The Executive Secretary is hereby ordered to serve a copy of this order upon the Commission by hand delivery, and upon all parties of record by United States Certified Mail, return receipt requested.

Leave is hereby granted to the parties to file written exceptions supported by a brief with the Executive Secretary of the Commission within fifteen (15) days of the date this order is mailed. If exceptions are filed, the parties filing exceptions shall certify to the Executive Secretary that all parties of record have been served said exceptions.

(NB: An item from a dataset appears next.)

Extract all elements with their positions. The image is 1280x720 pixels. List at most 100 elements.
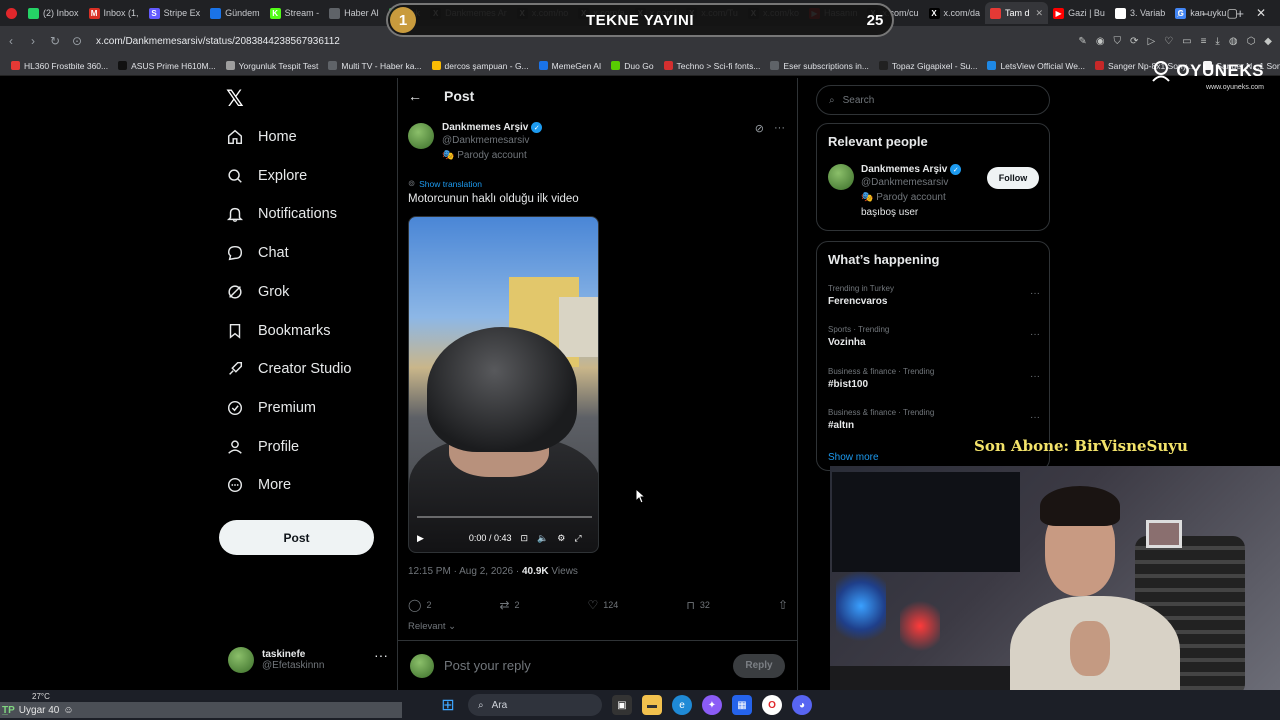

If no exceptions are so filed this order shall become the order of the Commission, without further action or order, five (5) days following the expiration of the aforesaid fifteen (15) day time period, unless it is ordered stayed or postponed by the Commission.

Any party may request waiver of the right to file exceptions to an Administrative Law Judge’s order by filing an appropriate petition in writing with the Secretary. No such waiver will be effective until approved by order of the Commission, nor shall any such waiver operate to make any Administrative Law Judge’s Order or Decision the order of the Commission sooner than five (5) days after approval of such waiver by the Commission.